Kaboom : le film qui fait « Crac, boum, hue »

Avec cet épilogue outré à sa « teen-apocalypse trilogy » des années 90, Gregg Araki boucle la boucle en sortant de l'adolescence dans un feu d'artifices de n'importe quoi aux contours orgasmiques. Dans son genre un chef d'oeuvre. Mais frigides s'abstenir.

Quand on connaît un tant soit peu le cinéma de Gregg Araki, on n'est guère dépaysé par Kaboom, film dans la veine de la « trilogie de l'apocalypse adolescente » qui en fit quasi instantanément un cinéaste culte de la pop-culture. C'était dans les années 90 et on se délectait alors de la violence et de l'humour nihiliste de Totally F***ed up, The Doom Generation ou Nowhere (parodie de Beverly Hills 90210 avec des extra-terrestres et un cafard géant). Son approche de l'ennui adolescent, de l'ambiguïté sexuelle et des pratiques stupéfiantes, en faisaient alors une sorte de Larry Clark dopé au sucre ; l'ami des (grands) enfants au gloubiboulga psychédélique. Araki prouvera ensuite, notamment avec le sublime Mysterious Skin, une approche tout en douceur du thème de la pédophilie, qu'il pouvait aussi s'affranchir de l'auto-caricature. Mais c'est pour mieux y revenir et y exceller une dernière fois.

Messie défoncé

Soit un ado beau comme le soleil, gay pas tout à fait assumé, qui s'ennuie sur un campus d'opérette et cauchemarde son futur, entre deux fantasmes de bombasses des deux sexes (entre le bombé Thor, son coloc, et la pétillante London, sa sex-friend, il ne sait que choisir). Bref une sorte de sitcom, type Gossip Girls ou Skins. Mais où il serait question d'une secte millénariste, le New Order, qui tue affublé de masques d'animaux, d'une sorcière irradiante et d'un faux messie vraiment défoncé, croisement de Doc Gynéco et de Jésus.

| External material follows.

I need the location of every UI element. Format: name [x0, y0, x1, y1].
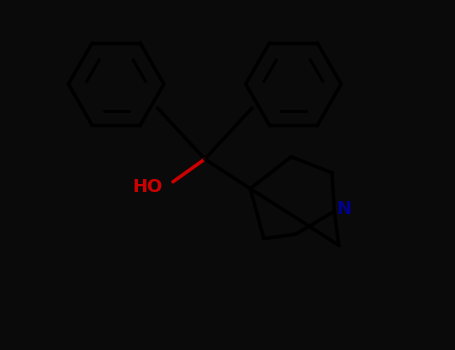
Text: N: N	[336, 200, 351, 218]
Text: HO: HO	[133, 178, 163, 196]
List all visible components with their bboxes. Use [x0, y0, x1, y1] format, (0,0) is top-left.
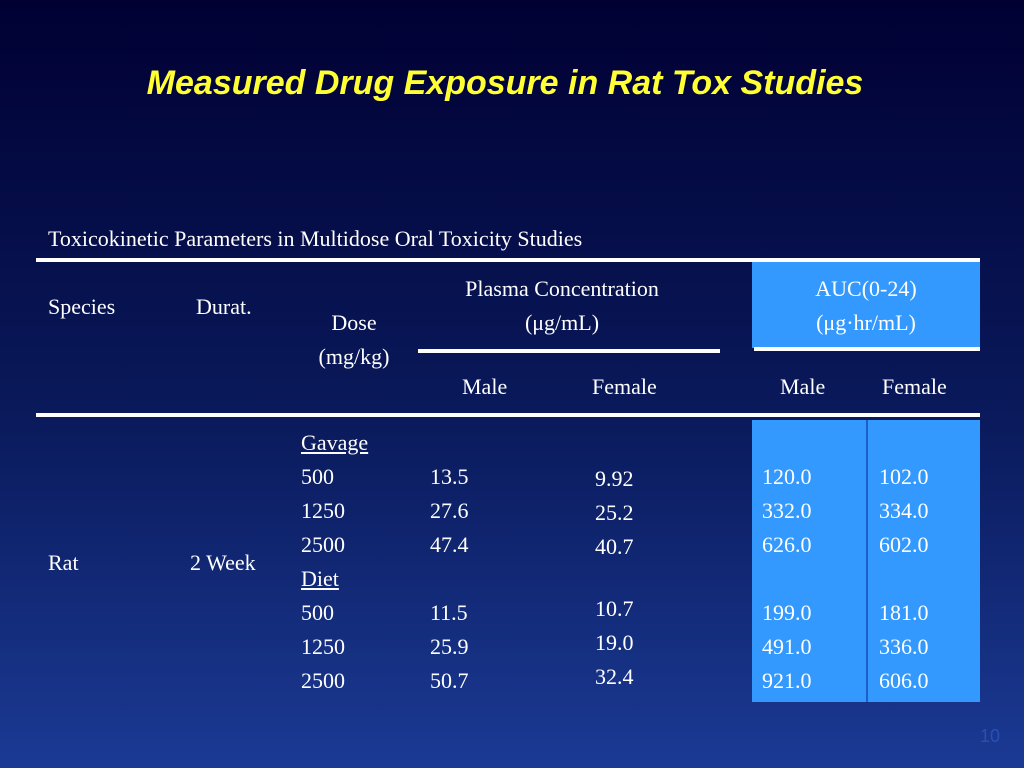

Car sans qu'on ait eu le temps de réaliser quoi que ce soit, la comédie adolescente acidulée s'emballe dans un déluge de couleur, de science-fiction, de sacrifices rituels, de dialogues à se tordre, d'agents secrets dormants et de rock n'roll patiné, chaud comme la braise, rapide comme l'éclair, drôle à pleurer, étrange à souhait. On se croirait parfois chez David Lynch (Kaboom est un hommage à Twin Peaks), si celui-ci avait troqué la méditation transcendantale contre le LSD. Ou pas très loin de la grande bouillabaisse mystico-outrée à l'oeuvre dans le nanar géant de Richard Kelly, Southland Tales. Ou dans les pérégrinations d'un Club des Cinq nouvelle génération.

Gourou envahissant

La vision (au sens propre) d'Araki  : figurer l'inéluctable sortie de l'adolescence, cette ère de tourments et d'indécision, de jouissance sans entraves et de pulsions morbides, comme une apocalypse. Mais une apocalypse au sens où l'entendent les sectes millénaristes : joyeuse et jubilatoire, une mort en forme de renaissance, comme la métamorphose d'une chrysalide. Avec ce petit pas de côté qui justifie d'en rire et de monter le son au moment où ça pète. Il y a donc toujours quelque chose à tuer chez Araki parce qu'il y a toujours quelque chose dont on peut jouir et que si l'orgasme est une petite mort, la vraie mort doit être un sacré pied à prendre. Cela passe aussi, comme dans Kaboom, par le meurtre du père, ce gourou envahissant, pour accepter de prendre sa place, littéralement. Gregg Araki a ainsi décrit Kaboom comme « un film mûr sur une période immature ». Esthétiquement, l'hypothèse est difficile à valider, tant le film va loin dans le délire, mais sur le fond, Araki a peut-être réalisé avec Kaboom son film le plus raisonnable. Doté d'une morale qui n'est pas sans rappeler un titre bien connu de REM et qu'on adopte sans mal : « It's the end of the world as we know it (and I feel fine) ». Parce que quelque chose nous dit que pour son prochain film, Araki aura opéré une mue spectaculaire.